Ci siamo poi ritrovati nella 5a Avenue, subito spinti nella 23ma Strada, intrappolati da uno schieramento di polizia davanti e dietro. Ho visto un giovane gettato a terra, con cinque sbirri su di lui che gli giravano i polsi dietro la schiena per ammanettarlo.

La strada era affollata di studenti, e la polizia ha deciso di effettuare delle cariche a cavallo in modo da sbandarci e spingerci sui marciapiedi. I cavalli, di cui alcuni avevano l'aria di essere ben poco controllati dal loro arcione, hanno fatto i caroselli e poi i poliziotti hanno deciso che avrebbero consentito soltanto l'uscita di piccoli gruppi, al massimo 50 per volta. Il nostro gruppo è rimasto metà fuori e metà compresso dentro. Chi usciva doveva affrettarsi a disperdersi, altrimenti altri non erano fatti passare. Ormai un piccolo contingente, ci siamo diretti verso la Biblioteca centrale, sulla 42ma, dove ci siamo ritrovati con altri, cercando sempre di dirigerci verso il punto di incontro della manifestazione. Tutte le strade di accesso erano barricate dalla polizia alla Lexington Avenue: alla gente era vietato dirigersi verso il concentramento.

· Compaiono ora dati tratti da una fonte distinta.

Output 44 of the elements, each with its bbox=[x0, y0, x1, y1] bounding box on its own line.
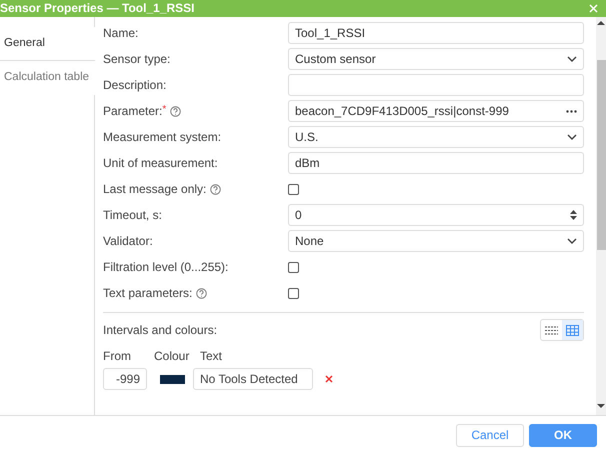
section-title: Intervals and colours: bbox=[103, 322, 218, 339]
field-label: Validator: bbox=[103, 233, 153, 250]
field-label: Text parameters: bbox=[103, 285, 192, 302]
help-icon[interactable] bbox=[210, 184, 222, 194]
scroll-up-icon[interactable] bbox=[597, 20, 605, 26]
column-header: Colour bbox=[154, 348, 190, 365]
field-label: Measurement system: bbox=[103, 129, 222, 146]
scrollbar-thumb[interactable] bbox=[596, 60, 606, 250]
from-field[interactable]: -999 bbox=[103, 368, 147, 390]
checkbox[interactable] bbox=[288, 184, 299, 194]
colour-swatch[interactable] bbox=[160, 374, 185, 384]
chevron-down-icon bbox=[567, 238, 577, 244]
chevron-down-icon bbox=[567, 56, 577, 62]
tab[interactable]: Calculation table bbox=[0, 60, 95, 94]
column-header: From bbox=[103, 348, 132, 365]
text-field[interactable]: No Tools Detected bbox=[193, 368, 313, 390]
field-label: Parameter: bbox=[103, 103, 162, 120]
help-icon[interactable] bbox=[170, 106, 182, 116]
field-label: Unit of measurement: bbox=[103, 155, 218, 172]
column-header: Text bbox=[200, 348, 222, 365]
input-field[interactable]: 0 bbox=[288, 204, 584, 226]
chevron-down-icon bbox=[567, 134, 577, 140]
field-label: Sensor type: bbox=[103, 51, 170, 68]
help-icon[interactable] bbox=[196, 288, 208, 298]
checkbox[interactable] bbox=[288, 262, 299, 272]
input-field[interactable]: beacon_7CD9F413D005_rssi|const-999 bbox=[288, 100, 584, 122]
field-label: Name: bbox=[103, 25, 138, 42]
delete-icon[interactable] bbox=[325, 375, 333, 383]
field-label: Timeout, s: bbox=[103, 207, 162, 224]
spinner-icon[interactable] bbox=[570, 210, 577, 220]
dropdown[interactable]: Custom sensor bbox=[288, 48, 584, 70]
field-label: Filtration level (0...255): bbox=[103, 259, 228, 276]
required-mark: * bbox=[162, 103, 166, 117]
field-label: Last message only: bbox=[103, 181, 206, 198]
scroll-down-icon[interactable] bbox=[597, 403, 605, 409]
more-icon[interactable] bbox=[566, 110, 577, 112]
checkbox[interactable] bbox=[288, 288, 299, 298]
input-field[interactable]: Tool_1_RSSI bbox=[288, 22, 584, 44]
dropdown[interactable]: None bbox=[288, 230, 584, 252]
field-label: Description: bbox=[103, 77, 166, 94]
dropdown[interactable]: U.S. bbox=[288, 126, 584, 148]
input-field[interactable] bbox=[288, 74, 584, 96]
window-title: Sensor Properties — Tool_1_RSSI bbox=[0, 0, 195, 17]
input-field[interactable]: dBm bbox=[288, 152, 584, 174]
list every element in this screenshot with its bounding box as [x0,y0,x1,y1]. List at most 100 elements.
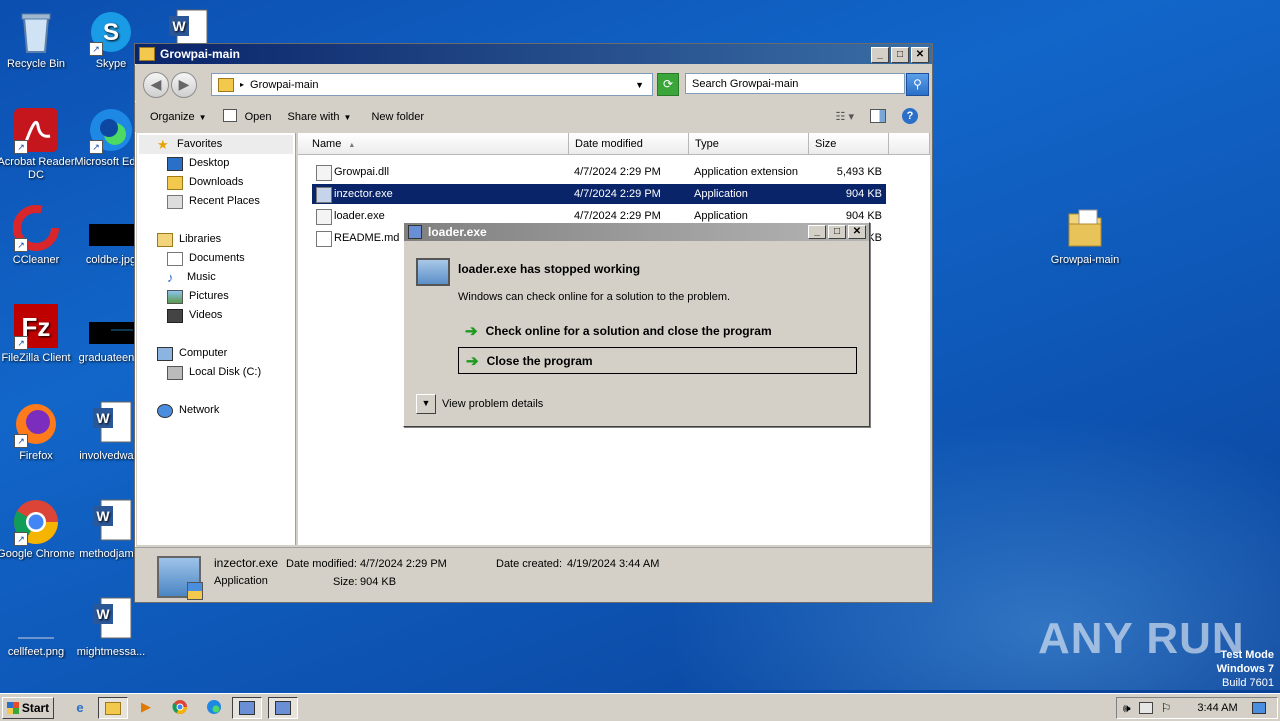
desktop-icon-ccleaner[interactable]: ↗ CCleaner [0,204,75,267]
desktop-icon-chrome[interactable]: ↗ Google Chrome [0,498,75,561]
nav-libraries[interactable]: Libraries [157,230,221,249]
filezilla-icon: Fz ↗ [12,302,60,350]
new-folder-button[interactable]: New folder [363,106,432,128]
green-arrow-icon: ➔ [466,352,479,370]
nav-favorites[interactable]: ★ Favorites [139,135,293,154]
error-dialog[interactable]: loader.exe _ □ ✕ loader.exe has stopped … [403,222,870,427]
taskbar-app-icon[interactable] [268,697,298,719]
pictures-icon [167,289,183,304]
dialog-close-button[interactable]: ✕ [848,225,866,239]
dialog-title: loader.exe [428,225,487,239]
search-icon[interactable]: ⚲ [906,73,929,96]
skype-icon: S ↗ [87,8,135,56]
nav-videos[interactable]: Videos [167,306,222,325]
firefox-icon: ↗ [12,400,60,448]
share-with-button[interactable]: Share with ▼ [280,106,360,128]
nav-recent-places[interactable]: Recent Places [167,192,260,211]
close-button[interactable]: ✕ [911,47,929,63]
ccleaner-icon: ↗ [12,204,60,252]
nav-network[interactable]: Network [157,401,219,420]
address-path: Growpai-main [250,78,319,91]
desktop-icon-mightmessa[interactable]: W mightmessa... [72,596,150,659]
address-bar-area: ◀ ▶ ▸ Growpai-main ▼ ⟳ Search Growpai-ma… [135,65,932,101]
window-title: Growpai-main [160,47,241,61]
help-icon[interactable]: ? [902,108,918,124]
word-document-icon: W [87,400,135,448]
computer-icon [157,346,173,361]
back-button[interactable]: ◀ [143,72,169,98]
show-desktop-icon[interactable] [1251,702,1266,714]
navigation-pane: ★ Favorites Desktop Downloads Recent Pla… [137,133,296,545]
folder-icon [139,47,155,61]
command-toolbar: Organize ▼ Open Share with ▼ New folder ☷ … [135,102,932,132]
videos-icon [167,308,183,323]
nav-local-disk[interactable]: Local Disk (C:) [167,363,261,382]
taskbar-edge-icon[interactable] [200,697,228,717]
dialog-heading: loader.exe has stopped working [458,262,641,276]
folder-icon [218,77,234,92]
forward-button[interactable]: ▶ [171,72,197,98]
explorer-titlebar[interactable]: Growpai-main [135,44,932,64]
details-date-created: 4/19/2024 3:44 AM [567,558,660,570]
volume-icon[interactable]: 🕪 [1123,701,1131,716]
nav-music[interactable]: ♪ Music [167,268,216,287]
dialog-minimize-button[interactable]: _ [808,225,826,239]
expand-details-button[interactable]: ▼ [416,394,436,414]
column-header-type[interactable]: Type [689,133,809,155]
taskbar-media-player-icon[interactable]: ▶ [132,697,160,717]
desktop-icon-cellfeet[interactable]: cellfeet.png [0,596,75,659]
taskbar-ie-icon[interactable]: e [66,697,94,717]
desktop-icon-growpai-folder[interactable]: Growpai-main [1046,204,1124,267]
network-icon [157,403,173,418]
nav-desktop[interactable]: Desktop [167,154,229,173]
image-thumbnail-icon [12,596,60,644]
view-problem-details-link[interactable]: View problem details [442,398,543,410]
details-file-name: inzector.exe [214,556,279,570]
start-button[interactable]: Start [2,697,54,719]
text-file-icon [316,231,332,247]
svg-text:W: W [96,606,110,622]
desktop-icon-filezilla[interactable]: Fz ↗ FileZilla Client [0,302,75,365]
clock[interactable]: 3:44 AM [1197,702,1237,714]
nav-computer[interactable]: Computer [157,344,227,363]
exe-file-icon [157,556,203,600]
column-header-date[interactable]: Date modified [569,133,689,155]
maximize-button[interactable]: □ [891,47,909,63]
taskbar-app-icon[interactable] [232,697,262,719]
desktop-icon-firefox[interactable]: ↗ Firefox [0,400,75,463]
taskbar-chrome-icon[interactable] [166,697,194,717]
refresh-icon[interactable]: ⟳ [657,73,679,96]
downloads-icon [167,175,183,190]
organize-button[interactable]: Organize ▼ [142,106,215,128]
nav-documents[interactable]: Documents [167,249,245,268]
word-document-icon: W [87,596,135,644]
anyrun-watermark: ANY RUN [1038,614,1245,663]
minimize-button[interactable]: _ [871,47,889,63]
check-online-button[interactable]: ➔ Check online for a solution and close … [458,317,857,344]
action-center-flag-icon[interactable]: ⚐ [1161,701,1172,715]
open-button[interactable]: Open [215,106,280,128]
file-row-selected[interactable]: inzector.exe 4/7/2024 2:29 PM Applicatio… [312,184,886,204]
nav-pictures[interactable]: Pictures [167,287,229,306]
dialog-titlebar[interactable]: loader.exe [404,223,869,241]
column-header-name[interactable]: Name ▲ [298,133,569,155]
preview-pane-icon[interactable] [870,109,886,123]
taskbar-explorer-icon[interactable] [98,697,128,719]
image-thumbnail-icon [87,302,135,350]
libraries-icon [157,232,173,247]
desktop-icon-acrobat[interactable]: ↗ Acrobat Reader DC [0,106,75,182]
dialog-maximize-button[interactable]: □ [828,225,846,239]
nav-downloads[interactable]: Downloads [167,173,243,192]
column-header-size[interactable]: Size [809,133,889,155]
view-options-icon[interactable]: ☷ ▾ [836,110,854,123]
taskbar: Start e ▶ 🕪 ⚐ 3:44 AM [0,693,1280,721]
address-dropdown-icon[interactable]: ▼ [635,80,644,90]
file-row[interactable]: Growpai.dll 4/7/2024 2:29 PM Application… [312,162,886,182]
word-document-icon: W [87,498,135,546]
star-icon: ★ [157,136,169,152]
close-program-button[interactable]: ➔ Close the program [458,347,857,374]
address-field[interactable]: ▸ Growpai-main ▼ [211,73,653,96]
search-input[interactable]: Search Growpai-main [685,73,905,94]
desktop-icon-recycle-bin[interactable]: Recycle Bin [0,8,75,71]
network-icon[interactable] [1138,702,1153,714]
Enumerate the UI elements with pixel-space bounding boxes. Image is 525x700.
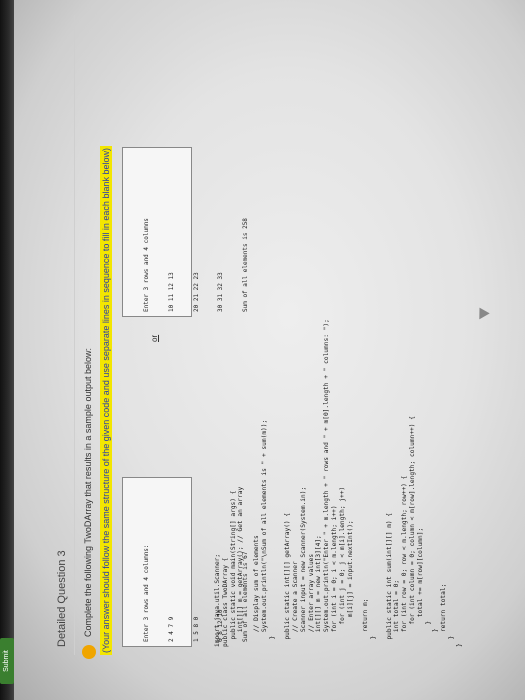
question-instruction: Complete the following TwoDArray that re…	[83, 348, 93, 637]
code-line: for (int row = 0; row < m.length; row++)…	[401, 475, 409, 647]
code-line: // Display sum of elements	[252, 535, 260, 647]
sample-output-line: Enter 3 rows and 4 columns	[143, 218, 150, 312]
or-label: or	[150, 334, 159, 342]
code-line: return total;	[440, 583, 448, 647]
code-line: for (int column = 0; column < m[row].len…	[408, 416, 416, 647]
code-line: public class TwoDArray {	[221, 557, 229, 647]
code-line: // Enter array values	[307, 553, 315, 647]
submit-button[interactable]: Submit	[0, 638, 14, 684]
question-note: (Your answer should follow the same stru…	[100, 146, 112, 655]
code-line: }	[455, 643, 463, 647]
code-line: public static void main(String[] args) {	[229, 490, 237, 647]
code-line: public static int[][] getArray() {	[284, 512, 292, 647]
code-line: }	[432, 628, 440, 647]
code-line: return m;	[362, 598, 370, 647]
code-line: // Create a Scanner	[291, 561, 299, 647]
code-line: }	[369, 635, 377, 647]
sample-output-line: 10 11 12 13	[167, 272, 175, 312]
question-title: Detailed Question 3	[56, 550, 68, 647]
code-line: int[][] m = new int[3][4];	[315, 535, 323, 647]
code-line: }	[424, 620, 432, 647]
divider	[74, 15, 75, 655]
sample-output-1: Enter 3 rows and 4 columns: 2 4 7 9 1 5 …	[122, 477, 249, 647]
code-line: }	[447, 635, 455, 647]
monitor-bezel	[0, 0, 14, 700]
code-line: int total = 0;	[393, 579, 401, 647]
code-line: Scanner input = new Scanner(System.in);	[299, 486, 307, 647]
submit-button-wrap[interactable]: Submit	[0, 638, 14, 684]
code-listing: import java.util.Scanner; public class T…	[214, 47, 464, 647]
code-line: for (int j = 0; j < m[i].length; j++)	[338, 486, 346, 647]
question-badge-icon	[82, 645, 96, 659]
code-line: m[i][j] = input.nextInt();	[346, 520, 354, 647]
sample-output-line: Enter 3 rows and 4 columns:	[143, 544, 150, 642]
code-line: System.out.println("Enter " + m.length +…	[323, 319, 331, 647]
code-line: total += m[row][column];	[416, 527, 424, 647]
code-line: int[][] m = getArray(); // Get an array	[237, 486, 245, 647]
code-line: System.out.println("\nSum of all element…	[260, 419, 268, 647]
sample-output-line: 20 21 22 23	[192, 272, 200, 312]
code-line: import java.util.Scanner;	[214, 553, 221, 647]
code-line: for (int i = 0; i < m.length; i++)	[330, 505, 338, 647]
sample-output-line: 1 5 8 0	[192, 616, 200, 642]
sample-output-2: Enter 3 rows and 4 columns 10 11 12 13 2…	[122, 147, 249, 317]
code-line: public static int sum(int[][] m) {	[385, 512, 393, 647]
code-line: }	[268, 635, 276, 647]
question-panel: Detailed Question 3 Complete the followi…	[34, 0, 504, 677]
sample-output-line: 2 4 7 9	[167, 616, 175, 642]
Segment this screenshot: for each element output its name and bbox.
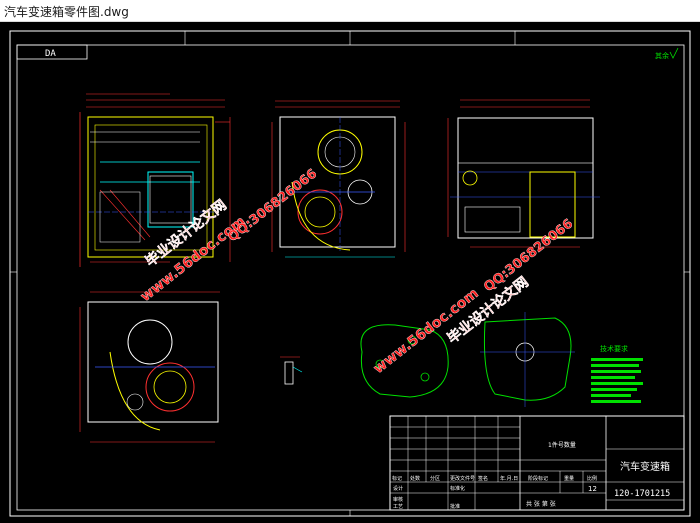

Molti cominciavano ad essere incazzati, ma il clima generale era creativo e deciso. Qualcuno del gruppo è entrato in un negozio di Donuts per far pipì e si è accorto che bastava uscire dall'altra entrata per scavalcare le barricate. Abbiamo raggiunto la 3a Strada, strapiena di masse di gente che semplicemente manifestavano. Vi erano artisti di strada e acrobati che si esibivano, maschere giganti, gente in pigiama che raccomandava a Bush e Saddam di fare una battaglia a cuscinate invece che a testate nucleari. Dalle radio si riusciva ad avere notizie degli altri assembramenti, la gente ballava o andava su e giù godendosi la scena. Gente diversa, rappresentativa di molte razze, classi ed età. Giovani studenti e veterani delle marce del Vietnam dai capelli bianchi, punk e hippie e gente normale, gente vestita di stracci e perfino almeno una signora in pelliccia con un cartello: "Giustizia per la Palestina".

Siamo andati in Times Square, dove il concentramento era vietato, a battere tamburi e gridare slogan mentre la polizia erigeva rapidamente sbarramenti, comprimeva la folla, rifiutava di lasciar passare. Anche qui la gente si è resa conto della mano pesante della polizia. Una ragazzina singhozzava in un cellulare: i suoi erano rimasti di là, non li facevano passare né lei tornare. L'abbiamo assistita e calmata e poi aiutata a ritrovare la sua mamma.

Verso sera abbiamo rischiato di essere presi in una retata di gente che pur camminando regolarmente sul marciapiede è stata bloccata. Saranno stati duecento, intrappolati. In tutto nella giornata gli arresti dovrebbero ammontare a 350, la maggior parte senza che contravvenisse ad alcunché.

Starhawk, Trad. Aenne

Nota: l'avaro spazio del nostro giornale non ci consente di riprodurre per intero l'articolo, contentandoci di riportarne i fatti di cronaca.